Going through my trusty brewers book, I can make a nice stout using;
- malted barley
- pearled barley
- roasted barely
- gypsum
- hops
- irish moss
- ale yeast, and
- corn sugar
After all sorts of processing, this recipe delivers 5 gallons!
What’s the energy requirement? Well barley yields about 3 570 kg/ha, so I need a crop from approximately 11.1 square metres. Hops provide 3 kilograms per hectare, thus requiring about 0.567 square metres. Sugar cane comes in at 65 tons per hectare, so about 0.077 square metres of land are needed for this. I’m going to assume the remaining ingredients are ready at hand and require minimal effort.
The Sun shines down at 1387 watts per square metre of which about a half reaches land. Where I live, the annual sunshine is 2000 hours a year. Given a crop takes one year then I assume that all the sun’s energy is dedicated to the crop. Hence, assuming the Sun is always at nadir, the 12 square metres soaks up 6e10 joules (60 GJ) of energy from the Sun.

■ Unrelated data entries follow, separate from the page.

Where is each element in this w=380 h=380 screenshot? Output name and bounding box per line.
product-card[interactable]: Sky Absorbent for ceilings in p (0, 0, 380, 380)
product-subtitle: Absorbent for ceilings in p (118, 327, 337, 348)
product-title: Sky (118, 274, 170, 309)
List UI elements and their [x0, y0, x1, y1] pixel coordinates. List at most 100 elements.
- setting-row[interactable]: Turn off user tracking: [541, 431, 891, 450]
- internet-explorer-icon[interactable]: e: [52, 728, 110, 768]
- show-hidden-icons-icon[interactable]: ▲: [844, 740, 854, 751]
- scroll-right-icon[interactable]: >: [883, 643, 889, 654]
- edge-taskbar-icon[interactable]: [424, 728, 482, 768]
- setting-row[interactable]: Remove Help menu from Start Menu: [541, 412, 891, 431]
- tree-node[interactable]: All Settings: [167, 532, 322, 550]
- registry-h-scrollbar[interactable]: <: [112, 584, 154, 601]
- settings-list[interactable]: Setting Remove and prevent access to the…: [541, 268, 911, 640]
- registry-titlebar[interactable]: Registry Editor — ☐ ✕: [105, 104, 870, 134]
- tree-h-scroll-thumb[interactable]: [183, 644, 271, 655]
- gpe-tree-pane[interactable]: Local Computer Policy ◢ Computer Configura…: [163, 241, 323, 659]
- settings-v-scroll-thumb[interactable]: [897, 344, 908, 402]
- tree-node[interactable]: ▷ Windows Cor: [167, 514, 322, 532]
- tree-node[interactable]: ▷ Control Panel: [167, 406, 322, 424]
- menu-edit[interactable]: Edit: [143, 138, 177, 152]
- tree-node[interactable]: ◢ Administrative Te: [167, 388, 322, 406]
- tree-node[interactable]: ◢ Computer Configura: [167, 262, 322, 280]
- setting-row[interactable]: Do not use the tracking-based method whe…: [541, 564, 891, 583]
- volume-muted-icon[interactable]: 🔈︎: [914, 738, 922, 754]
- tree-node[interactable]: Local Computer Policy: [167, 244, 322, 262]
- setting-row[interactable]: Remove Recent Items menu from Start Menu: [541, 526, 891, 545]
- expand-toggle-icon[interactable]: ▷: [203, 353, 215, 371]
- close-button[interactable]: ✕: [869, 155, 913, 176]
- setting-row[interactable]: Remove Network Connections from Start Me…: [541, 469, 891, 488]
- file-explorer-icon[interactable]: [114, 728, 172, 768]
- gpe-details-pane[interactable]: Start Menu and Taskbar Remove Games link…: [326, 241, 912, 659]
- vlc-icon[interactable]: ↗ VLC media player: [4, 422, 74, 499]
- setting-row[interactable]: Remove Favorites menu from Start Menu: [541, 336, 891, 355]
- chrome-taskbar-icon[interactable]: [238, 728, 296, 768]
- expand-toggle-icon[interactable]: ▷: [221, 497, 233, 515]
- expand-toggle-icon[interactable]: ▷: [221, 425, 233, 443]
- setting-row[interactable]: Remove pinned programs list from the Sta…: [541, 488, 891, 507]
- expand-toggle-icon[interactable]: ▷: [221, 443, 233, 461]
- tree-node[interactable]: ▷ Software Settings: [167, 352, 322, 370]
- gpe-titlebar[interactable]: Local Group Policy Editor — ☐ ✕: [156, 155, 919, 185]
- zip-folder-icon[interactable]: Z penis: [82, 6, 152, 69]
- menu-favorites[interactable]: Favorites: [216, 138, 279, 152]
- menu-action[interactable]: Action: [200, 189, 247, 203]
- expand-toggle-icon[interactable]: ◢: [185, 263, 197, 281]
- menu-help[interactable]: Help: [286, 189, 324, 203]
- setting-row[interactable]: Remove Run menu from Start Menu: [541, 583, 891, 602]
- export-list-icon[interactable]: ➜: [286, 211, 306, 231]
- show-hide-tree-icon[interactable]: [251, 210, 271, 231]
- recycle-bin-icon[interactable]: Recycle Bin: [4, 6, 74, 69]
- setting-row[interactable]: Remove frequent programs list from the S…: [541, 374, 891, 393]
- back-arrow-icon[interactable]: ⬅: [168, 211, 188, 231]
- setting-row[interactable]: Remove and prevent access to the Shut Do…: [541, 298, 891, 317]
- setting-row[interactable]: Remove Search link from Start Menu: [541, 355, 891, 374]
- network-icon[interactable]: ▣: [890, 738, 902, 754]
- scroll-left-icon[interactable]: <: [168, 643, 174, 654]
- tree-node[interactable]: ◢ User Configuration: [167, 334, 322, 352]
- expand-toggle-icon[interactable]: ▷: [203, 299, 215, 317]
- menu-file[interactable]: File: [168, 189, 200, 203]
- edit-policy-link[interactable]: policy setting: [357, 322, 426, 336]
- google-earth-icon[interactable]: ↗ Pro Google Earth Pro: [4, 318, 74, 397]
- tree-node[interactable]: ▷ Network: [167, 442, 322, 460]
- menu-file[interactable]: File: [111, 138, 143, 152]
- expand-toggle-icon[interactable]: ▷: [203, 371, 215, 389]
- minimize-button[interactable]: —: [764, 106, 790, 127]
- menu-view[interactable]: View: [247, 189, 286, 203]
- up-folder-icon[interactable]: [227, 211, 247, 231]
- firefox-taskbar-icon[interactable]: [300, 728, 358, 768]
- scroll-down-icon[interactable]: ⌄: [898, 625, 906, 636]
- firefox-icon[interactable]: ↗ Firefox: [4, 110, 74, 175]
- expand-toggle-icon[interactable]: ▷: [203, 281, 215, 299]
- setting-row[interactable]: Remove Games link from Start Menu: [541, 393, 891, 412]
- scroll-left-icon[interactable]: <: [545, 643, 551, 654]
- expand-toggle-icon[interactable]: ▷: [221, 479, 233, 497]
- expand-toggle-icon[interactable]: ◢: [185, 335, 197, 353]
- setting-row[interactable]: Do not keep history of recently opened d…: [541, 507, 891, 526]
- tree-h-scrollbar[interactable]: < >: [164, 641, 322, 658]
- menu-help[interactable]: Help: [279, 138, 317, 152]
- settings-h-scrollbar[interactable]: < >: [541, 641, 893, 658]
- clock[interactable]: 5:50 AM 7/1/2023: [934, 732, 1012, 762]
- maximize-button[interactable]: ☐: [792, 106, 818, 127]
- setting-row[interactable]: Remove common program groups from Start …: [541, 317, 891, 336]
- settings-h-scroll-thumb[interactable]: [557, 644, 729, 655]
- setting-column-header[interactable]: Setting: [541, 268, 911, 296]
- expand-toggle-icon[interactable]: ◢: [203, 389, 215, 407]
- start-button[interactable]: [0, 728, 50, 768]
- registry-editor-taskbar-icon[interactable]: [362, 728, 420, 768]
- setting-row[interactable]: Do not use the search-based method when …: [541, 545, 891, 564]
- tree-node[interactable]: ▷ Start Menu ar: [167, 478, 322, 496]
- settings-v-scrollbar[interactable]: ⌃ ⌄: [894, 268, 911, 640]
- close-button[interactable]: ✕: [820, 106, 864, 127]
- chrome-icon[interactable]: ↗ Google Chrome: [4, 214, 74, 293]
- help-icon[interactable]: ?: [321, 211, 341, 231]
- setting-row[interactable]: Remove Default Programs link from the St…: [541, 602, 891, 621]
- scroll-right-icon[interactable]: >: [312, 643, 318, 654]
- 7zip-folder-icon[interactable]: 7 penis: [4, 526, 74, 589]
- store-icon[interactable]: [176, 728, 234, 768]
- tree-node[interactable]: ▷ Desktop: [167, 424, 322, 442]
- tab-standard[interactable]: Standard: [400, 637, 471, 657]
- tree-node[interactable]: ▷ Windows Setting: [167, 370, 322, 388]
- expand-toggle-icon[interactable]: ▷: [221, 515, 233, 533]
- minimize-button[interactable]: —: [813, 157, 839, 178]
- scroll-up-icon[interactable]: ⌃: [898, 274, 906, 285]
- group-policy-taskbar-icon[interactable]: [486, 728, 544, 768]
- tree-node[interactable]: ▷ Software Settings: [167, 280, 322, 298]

I need about 2.4e6 joules of energy to heat water for extracting the necessary flavours.
Hence, in comparing the energy in the beer of 6.1e5 joules to the energy deposited by the Sun of 6e9joules, the energy ratio is about 10000:1 or about 10 000 joules of energy from the Sun are needed to make 1 joule of energy in the beer. Interesting.